Filming was at one point slated to begin in Vancouver in summer 2013 with a budget of $2 million. An entire crew and cast of different actors were assembled, however, the money never came through. Mortimer moved to Washington in the meantime while production was stalled. Eventually Mortimer and his team went back to California to make the film.

==Release==
Some Kind of Hate debuted at the Stanley Film Festival on May 2, 2015. The film was released on September 18, 2015, by RLJ Entertainment.

===Home media===
The film was released on blu-ray and DVD on November 3, 2015.

==Reception==
On review aggregator Rotten Tomatoes, Some Kind of Hate holds an approval rating of 38% based on 21 reviews, with an average rating of 4.57/10. On Metacritic, the film holds an average score of 28 out of 100 based on 5 reviews, indicating "generally unfavorable reviews".

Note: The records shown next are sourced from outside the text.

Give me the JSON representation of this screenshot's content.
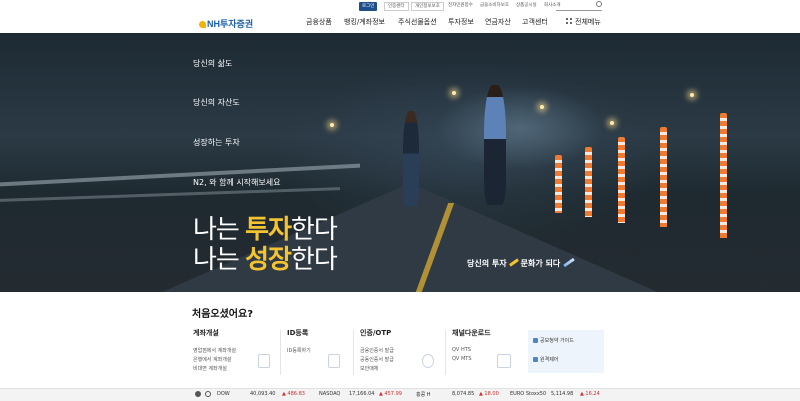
{
  "utility": {
    "login": "로그인",
    "links": [
      "인증센터",
      "개인정보보호",
      "전자민원접수",
      "금융소비자보호",
      "상품공시실",
      "회사소개"
    ]
  },
  "brand": {
    "logo": "NH투자증권"
  },
  "gnb": [
    "금융상품",
    "뱅킹/계좌정보",
    "주식선물옵션",
    "투자정보",
    "연금자산",
    "고객센터"
  ],
  "all_menu": "전체메뉴",
  "hero": {
    "lines": [
      "당신의 삶도",
      "당신의 자산도",
      "성장하는 투자",
      "N2, 와 함께 시작해보세요"
    ],
    "slogan1_a": "나는 ",
    "slogan1_b": "투자",
    "slogan1_c": "한다",
    "slogan2_a": "나는 ",
    "slogan2_b": "성장",
    "slogan2_c": "한다",
    "tag_a": "당신의 투자",
    "tag_b": "문화가 되다"
  },
  "welcome": {
    "title": "처음오셨어요?",
    "columns": [
      {
        "title": "계좌개설",
        "items": [
          "영업점에서 계좌개설",
          "은행에서 계좌개설",
          "비대면 계좌개설"
        ]
      },
      {
        "title": "ID등록",
        "items": [
          "ID등록하기"
        ]
      },
      {
        "title": "인증/OTP",
        "items": [
          "금융인증서 발급",
          "공동인증서 발급",
          "보안매체"
        ]
      },
      {
        "title": "채널다운로드",
        "items": [
          "QV HTS",
          "QV MTS"
        ]
      }
    ],
    "guide": [
      "공모청약 가이드",
      "원격제어"
    ]
  },
  "ticker": [
    {
      "name": "DOW",
      "value": "40,093.40",
      "change": "▲ 486.83"
    },
    {
      "name": "NASDAQ",
      "value": "17,166.04",
      "change": "▲ 457.99"
    },
    {
      "name": "홍콩 H",
      "value": "8,074.85",
      "change": "▲ 18.00"
    },
    {
      "name": "EURO Stoxx50",
      "value": "5,114.98",
      "change": "▲ 16.24"
    }
  ],
  "colors": {
    "brand_blue": "#1b5fae",
    "accent_yellow": "#f4c430",
    "up_red": "#d52b2b"
  }
}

Scott Weinberg of Nerdist called the film "brutal, disturbing, and sometimes tragic, but it’s also a pointed, angry film that has a lot to say about the nature of “psychological predators” and their victims." For Bloody Disgusting, Mike Wilson said "Some Kind Of Hate deserves more praise than complaint, however. The acting is largely well done, and the script by Mortimer and DeLeeuw definitely attempt to give the characters more dimension than what you’d normally expect from a film like this."

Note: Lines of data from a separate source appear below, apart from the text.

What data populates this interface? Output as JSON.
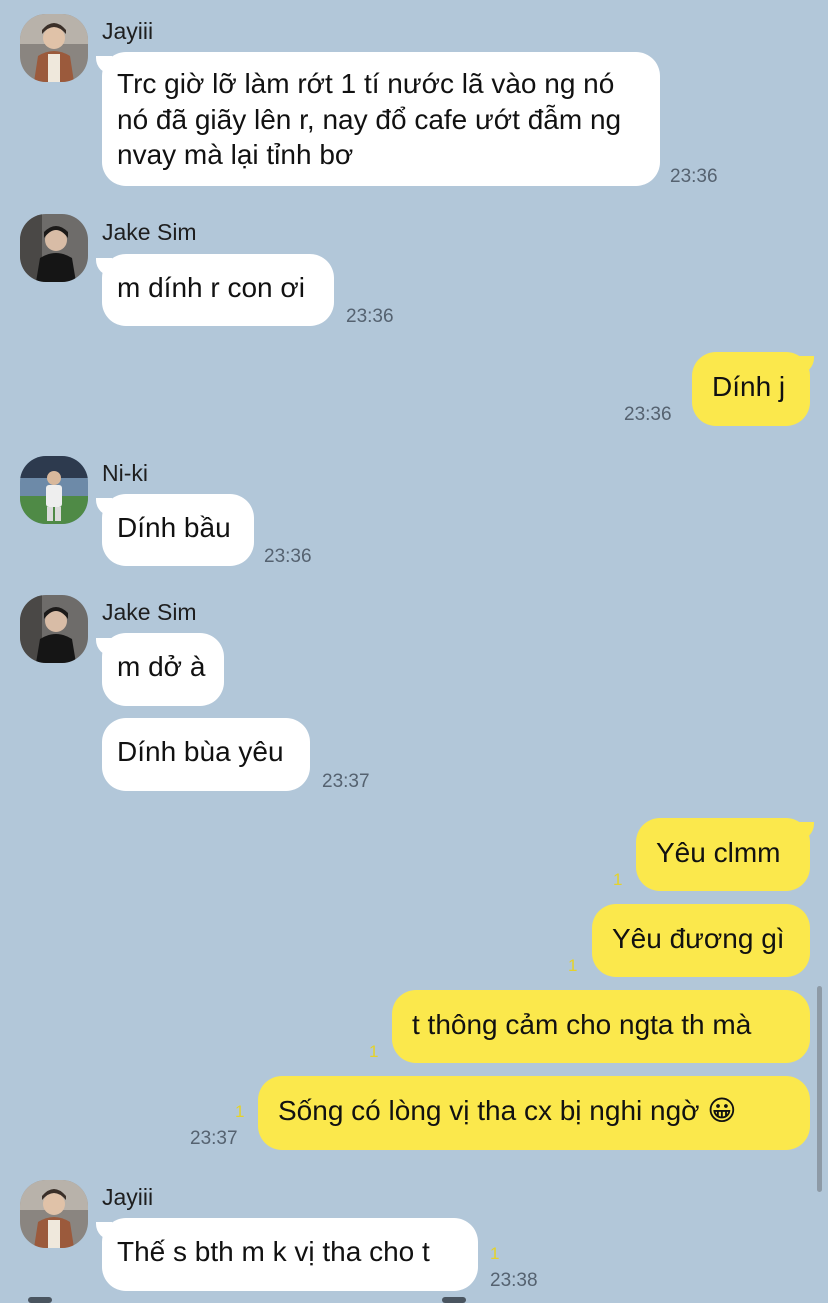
{
  "app": {
    "name": "group-chat"
  },
  "colors": {
    "background": "#b2c7d9",
    "incoming_bubble": "#ffffff",
    "outgoing_bubble": "#fbe84c",
    "unread_count": "#e5d22a",
    "timestamp": "#556270"
  },
  "messages": [
    {
      "sender": "Jayiii",
      "text": "Trc giờ lỡ làm rớt 1 tí nước lã vào ng nó nó đã giãy lên r, nay đổ cafe ướt đẫm ng nvay mà lại tỉnh bơ",
      "time": "23:36"
    },
    {
      "sender": "Jake Sim",
      "text": "m dính r con ơi",
      "time": "23:36"
    },
    {
      "sender": "me",
      "text": "Dính j",
      "time": "23:36"
    },
    {
      "sender": "Ni-ki",
      "text": "Dính bầu",
      "time": "23:36"
    },
    {
      "sender": "Jake Sim",
      "text": "m dở à"
    },
    {
      "sender": "Jake Sim",
      "text": "Dính bùa yêu",
      "time": "23:37"
    },
    {
      "sender": "me",
      "text": "Yêu clmm",
      "unread": "1"
    },
    {
      "sender": "me",
      "text": "Yêu đương gì",
      "unread": "1"
    },
    {
      "sender": "me",
      "text": "t thông cảm cho ngta th mà",
      "unread": "1"
    },
    {
      "sender": "me",
      "text": "Sống có lòng vị tha cx bị nghi ngờ 😀",
      "unread": "1",
      "time": "23:37"
    },
    {
      "sender": "Jayiii",
      "text": "Thế s bth m k vị tha cho t",
      "unread": "1",
      "time": "23:38"
    }
  ]
}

Helen T. Verongos, writing for The New York Times said "Some Kind of Hate succeeds at being discomfiting" but that the film "fails to deliver a thrill". Nick Schager of The Village Voice wrote "Like so much teen-targeting modern horror, it opts for dull angsty brooding over the very sort of grim-and-gruesome sleaziness that might have made its premise interesting." For The Los Angeles Times, Gary Goldstein called the film a "convoluted slashfest".